AI Orchestrator
The conversational interface that translates natural language into verified synthetic data through a typed tool surface and multi-provider LLM routing. Engine selection and routing are fully automatic.
Architecture
The AI Orchestrator is a unified system with two surfaces: a single-turn front door for straightforward requests, and an autonomous multi-step executor for more complex work. Both share the same tool surface, LLM routing, policy layer, and audit infrastructure.
| Component | Role |
|---|---|
| Single-turn front door | Handles one user message, makes one tool call, returns an immediate response |
| Autonomous multi-step executor | Plans multi-step pipelines, executes with self-healing, delegates complex goals |
| Typed tool surface | Catalogue of typed, schema-validated operations with approval policy |
| Multi-provider LLM routing | Provider-neutral LLM access (OpenAI, Anthropic, Gemini, Azure, self-hosted) with automatic failover |
| Policy layer | Enforces plan limits, seal boundaries, and per-tenant budgets |
| PII redaction | Detects and redacts sensitive data before it leaves the session |
Automatic Intent Routing
The orchestrator analyses every user message to determine intent and automatically routes to the appropriate engine and tool set. There is no manual selection step.
| User Intent | Routing | Surface |
|---|---|---|
| Generate data from a description | Mock Engine | Single-turn |
| Train and synthesize from uploaded data | AI Synthesize | Single-turn or autonomous |
| Generate with hard domain constraints | Constrained Synthesis | Single-turn or autonomous |
| Simulate SCADA/OT plant telemetry | Virtual SCADA | Single-turn or autonomous |
| Create ICS attack datasets | ICS Security | Single-turn or autonomous |
| Complex multi-step pipeline | Auto (cross-engine) | Autonomous |
ℹSingle-turn delegates to autonomous automatically
Tool Categories
Tools are classified into 4 categories that determine approval requirements:
| Category | Approval | Examples |
|---|---|---|
| Read-only | None | Status and listing operations over your own resources |
| Deterministic | When artefacts created | Seed-reproducible data operations that do not require training |
| Authoring | Required | Operations that draft or modify job specifications and scenarios |
| Compute-heavy | Always | Training, large-scale synthesis, and constraint-safe sampling |
Plan and Approval Protocol
When a tool requires approval, the orchestrator returns a plan — a structured description of the operations to be executed, along with estimates and expected outputs. The user must approve or reject the plan before execution.
A plan includes the selected operations, estimated latency and cost class, the determinism seed, and the list of artefacts the job will produce. Approval flow: the orchestrator stores the plan, the user approves or rejects, on approval the orchestrator executes, persists audit logs, and returns job IDs and evidence references.
Multi-provider LLM routing
The platform provides multi-provider LLM support with automatic failover:
- OpenAI, Anthropic, Gemini, Azure OpenAI, and OpenAI-compatible self-hosted models
- Per-tenant bring-your-own-key support (bypasses the AI request cap)

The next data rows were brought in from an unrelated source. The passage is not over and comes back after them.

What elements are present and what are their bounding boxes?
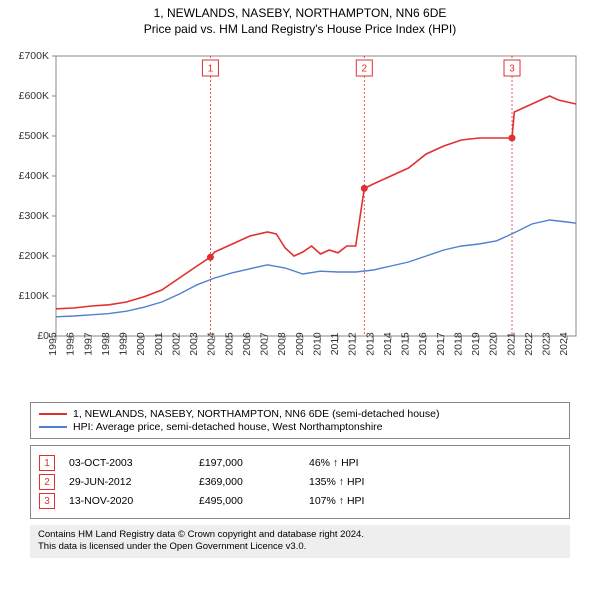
- svg-text:2014: 2014: [382, 332, 394, 356]
- svg-text:2008: 2008: [276, 332, 288, 356]
- event-date: 03-OCT-2003: [69, 457, 199, 469]
- footer-attribution: Contains HM Land Registry data © Crown c…: [30, 525, 570, 558]
- svg-text:2018: 2018: [452, 332, 464, 356]
- legend-item: 1, NEWLANDS, NASEBY, NORTHAMPTON, NN6 6D…: [39, 408, 561, 420]
- svg-text:2009: 2009: [294, 332, 306, 356]
- footer-line: This data is licensed under the Open Gov…: [38, 541, 562, 553]
- title-block: 1, NEWLANDS, NASEBY, NORTHAMPTON, NN6 6D…: [0, 0, 600, 36]
- event-row: 1 03-OCT-2003 £197,000 46% ↑ HPI: [39, 455, 561, 471]
- chart-area: £0£100K£200K£300K£400K£500K£600K£700K199…: [0, 46, 600, 396]
- title-address: 1, NEWLANDS, NASEBY, NORTHAMPTON, NN6 6D…: [0, 6, 600, 20]
- svg-text:2023: 2023: [541, 332, 553, 356]
- svg-text:2012: 2012: [347, 332, 359, 356]
- events-table: 1 03-OCT-2003 £197,000 46% ↑ HPI 2 29-JU…: [30, 445, 570, 519]
- price-chart: £0£100K£200K£300K£400K£500K£600K£700K199…: [0, 46, 600, 396]
- event-date: 29-JUN-2012: [69, 476, 199, 488]
- legend-label: 1, NEWLANDS, NASEBY, NORTHAMPTON, NN6 6D…: [73, 408, 439, 420]
- legend-swatch: [39, 413, 67, 415]
- svg-text:1997: 1997: [82, 332, 94, 356]
- svg-text:2021: 2021: [505, 332, 517, 356]
- svg-text:2019: 2019: [470, 332, 482, 356]
- svg-text:2013: 2013: [364, 332, 376, 356]
- event-pct: 135% ↑ HPI: [309, 476, 364, 488]
- svg-text:2001: 2001: [153, 332, 165, 356]
- legend-item: HPI: Average price, semi-detached house,…: [39, 421, 561, 433]
- svg-text:2015: 2015: [400, 332, 412, 356]
- event-price: £197,000: [199, 457, 309, 469]
- event-row: 2 29-JUN-2012 £369,000 135% ↑ HPI: [39, 474, 561, 490]
- svg-text:2: 2: [362, 64, 368, 75]
- svg-text:2017: 2017: [435, 332, 447, 356]
- svg-text:£300K: £300K: [19, 210, 49, 222]
- svg-text:2003: 2003: [188, 332, 200, 356]
- event-date: 13-NOV-2020: [69, 495, 199, 507]
- event-badge: 3: [39, 493, 55, 509]
- svg-text:1996: 1996: [65, 332, 77, 356]
- legend-label: HPI: Average price, semi-detached house,…: [73, 421, 383, 433]
- svg-text:£500K: £500K: [19, 130, 49, 142]
- footer-line: Contains HM Land Registry data © Crown c…: [38, 529, 562, 541]
- svg-text:2024: 2024: [558, 332, 570, 356]
- event-badge: 2: [39, 474, 55, 490]
- svg-text:£700K: £700K: [19, 50, 49, 62]
- svg-text:2022: 2022: [523, 332, 535, 356]
- svg-text:£100K: £100K: [19, 290, 49, 302]
- event-pct: 107% ↑ HPI: [309, 495, 364, 507]
- svg-text:2006: 2006: [241, 332, 253, 356]
- svg-text:2000: 2000: [135, 332, 147, 356]
- title-subtitle: Price paid vs. HM Land Registry's House …: [0, 22, 600, 36]
- svg-text:2011: 2011: [329, 333, 341, 356]
- legend: 1, NEWLANDS, NASEBY, NORTHAMPTON, NN6 6D…: [30, 402, 570, 439]
- svg-text:2004: 2004: [206, 332, 218, 356]
- event-row: 3 13-NOV-2020 £495,000 107% ↑ HPI: [39, 493, 561, 509]
- event-badge: 1: [39, 455, 55, 471]
- svg-text:2020: 2020: [488, 332, 500, 356]
- svg-text:1999: 1999: [118, 332, 130, 356]
- svg-text:£400K: £400K: [19, 170, 49, 182]
- svg-text:1995: 1995: [47, 332, 59, 356]
- svg-text:2010: 2010: [311, 332, 323, 356]
- svg-text:£200K: £200K: [19, 250, 49, 262]
- event-pct: 46% ↑ HPI: [309, 457, 359, 469]
- svg-text:2002: 2002: [170, 332, 182, 356]
- svg-text:2007: 2007: [259, 332, 271, 356]
- event-price: £495,000: [199, 495, 309, 507]
- legend-swatch: [39, 426, 67, 428]
- event-price: £369,000: [199, 476, 309, 488]
- svg-text:2005: 2005: [223, 332, 235, 356]
- svg-text:3: 3: [509, 64, 515, 75]
- svg-text:£600K: £600K: [19, 90, 49, 102]
- svg-text:1: 1: [208, 64, 214, 75]
- svg-text:1998: 1998: [100, 332, 112, 356]
- svg-text:2016: 2016: [417, 332, 429, 356]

- Provider priority list with deterministic fallback ordering
- Centralised token accounting for budget enforcement
- Every call emits provider, model, token usage, latency, and request identifier
Session Endpoints
| Method | Path | Description |
|---|---|---|
| POST | /v1/client/chat/sessions | Create a new chat session |
| POST | /sessions/{id}/messages | Send message, receive response and optional recipe |
| POST | /sessions/{id}/turns/{tid}/approve | Approve recipe and execute |
| POST | /sessions/{id}/turns/{tid}/reject | Reject recipe |
| GET | /sessions/{id}/messages | Paged message history |
| GET | /sessions/{id}/state | Session state and resource summary |
| GET | /sessions/{id}/stream | SSE live stream (events: connected, tool_call, message, done, approval_required) |
Audit Trail
Every orchestrator session produces a complete audit trail stored across 6 tables: chat turns (recipe + approval state), tool call logs (name, category, args, timing), tool result logs, assistant trace artifacts (prompt hash, output hash), resource references, and LLM usage logs (token counts for billing).